The authors investigate one case of surges of polar air that occasionally propagate into southeastern Brazil during wintertime and are harmful to coffee production because of the freezing conditions associated with them. The cooling is also observed in southern and, with less intensity, in western Amazonia. The event of 26 June 1994 is studied. The frost event caused a sharp drop in coffee production and similarly dramatic increases in coffee prices.

The event was characterized by the presence of an anticyclonic perturbation off the coast of Chile that enters South America and crosses the Andes Mountains south of 45°S hours later. The anticyclone center tracks equatorward until it reaches 20°–30°S and then shifts eastward toward the Atlantic.

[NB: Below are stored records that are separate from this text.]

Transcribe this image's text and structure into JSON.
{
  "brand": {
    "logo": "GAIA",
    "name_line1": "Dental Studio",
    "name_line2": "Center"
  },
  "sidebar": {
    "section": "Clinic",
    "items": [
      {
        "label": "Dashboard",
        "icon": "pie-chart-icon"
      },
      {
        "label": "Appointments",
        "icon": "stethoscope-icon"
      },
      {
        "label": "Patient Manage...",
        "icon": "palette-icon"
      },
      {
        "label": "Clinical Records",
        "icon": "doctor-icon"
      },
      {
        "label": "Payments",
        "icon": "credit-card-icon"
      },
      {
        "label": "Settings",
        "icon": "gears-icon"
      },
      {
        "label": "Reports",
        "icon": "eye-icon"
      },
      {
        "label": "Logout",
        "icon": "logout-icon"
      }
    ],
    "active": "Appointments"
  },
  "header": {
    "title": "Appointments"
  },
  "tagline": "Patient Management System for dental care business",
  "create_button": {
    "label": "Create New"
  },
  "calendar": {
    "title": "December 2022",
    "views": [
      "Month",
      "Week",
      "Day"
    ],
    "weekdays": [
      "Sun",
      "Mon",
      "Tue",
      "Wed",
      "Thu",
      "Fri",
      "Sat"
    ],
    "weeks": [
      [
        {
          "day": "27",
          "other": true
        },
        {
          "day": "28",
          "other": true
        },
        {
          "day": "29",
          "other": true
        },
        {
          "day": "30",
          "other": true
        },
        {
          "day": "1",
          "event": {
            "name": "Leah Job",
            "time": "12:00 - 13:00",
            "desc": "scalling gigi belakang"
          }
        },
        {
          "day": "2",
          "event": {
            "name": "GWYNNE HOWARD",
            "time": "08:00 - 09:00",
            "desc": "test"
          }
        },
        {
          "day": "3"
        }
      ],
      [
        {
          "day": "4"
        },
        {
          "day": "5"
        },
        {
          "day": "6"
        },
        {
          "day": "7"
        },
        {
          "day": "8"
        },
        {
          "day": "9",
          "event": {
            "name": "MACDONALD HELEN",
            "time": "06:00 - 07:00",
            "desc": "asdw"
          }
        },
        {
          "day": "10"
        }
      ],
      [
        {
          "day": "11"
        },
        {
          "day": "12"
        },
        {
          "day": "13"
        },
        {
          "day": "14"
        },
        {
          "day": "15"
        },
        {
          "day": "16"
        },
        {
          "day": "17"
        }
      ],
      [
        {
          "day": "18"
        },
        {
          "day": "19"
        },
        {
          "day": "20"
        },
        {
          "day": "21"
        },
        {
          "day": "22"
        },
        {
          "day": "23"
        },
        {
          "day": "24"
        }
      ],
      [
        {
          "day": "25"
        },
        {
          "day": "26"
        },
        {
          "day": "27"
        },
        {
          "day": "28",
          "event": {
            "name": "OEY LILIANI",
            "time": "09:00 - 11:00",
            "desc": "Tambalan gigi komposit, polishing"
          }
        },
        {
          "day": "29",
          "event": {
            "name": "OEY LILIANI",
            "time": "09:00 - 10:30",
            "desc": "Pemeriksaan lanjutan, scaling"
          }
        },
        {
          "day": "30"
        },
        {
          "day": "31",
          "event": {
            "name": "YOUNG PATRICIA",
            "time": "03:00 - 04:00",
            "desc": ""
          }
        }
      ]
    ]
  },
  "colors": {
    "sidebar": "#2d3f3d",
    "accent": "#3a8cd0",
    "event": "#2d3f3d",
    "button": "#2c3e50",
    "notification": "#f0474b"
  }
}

Based on a diagnostic analysis using the National Centers for Environmental Prediction–National Center for Atmospheric Research (NCEP–NCAR) reanalysis, a two-stage process can be distinguished. In the starting period, midtropospheric troughing is established east of the Andes, over central Argentina, due to stretching and/or vorticity advection. This troughing is responsible for cold advection along the eastern flank of the Andes, which produces substantial temperature drops and deepens the upper trough locally. The increase in the magnitude of the zonal temperature gradients east of the cold advection zone at levels near 700 hPa is another result of the cooling process. This feature would ensure that the cold advection be extended eastward, producing an upper-level trough local deepening there. This intensification would produce an increase in the cyclonic vorticity advection, which would tend to produce sea level pressure drops underneath. This near-surface low pressure area would eventually contribute to the southeastern Brazil (SB) cooling due to the associated southerly winds.

Another feature is the near-surface local anticyclonic generation due to midtropospheric cold advection associated with descending motions, low-level divergence, and anticyclonic growth. Eventually this high pressure would also contribute to produce southwesterlies to transport cold air to SB.

The paper is divided in two sections. The first part is a study of synoptic and climatic aspects of the cold surge episodes by using daily surface climatic observations. The purpose of the second part is to analyze the dynamic aspects of this cold episode and to study the cooling mechanisms by using the four-times-daily surface and upper-air NCEP–NCAR reanalysis, as well as to look for possible predictors.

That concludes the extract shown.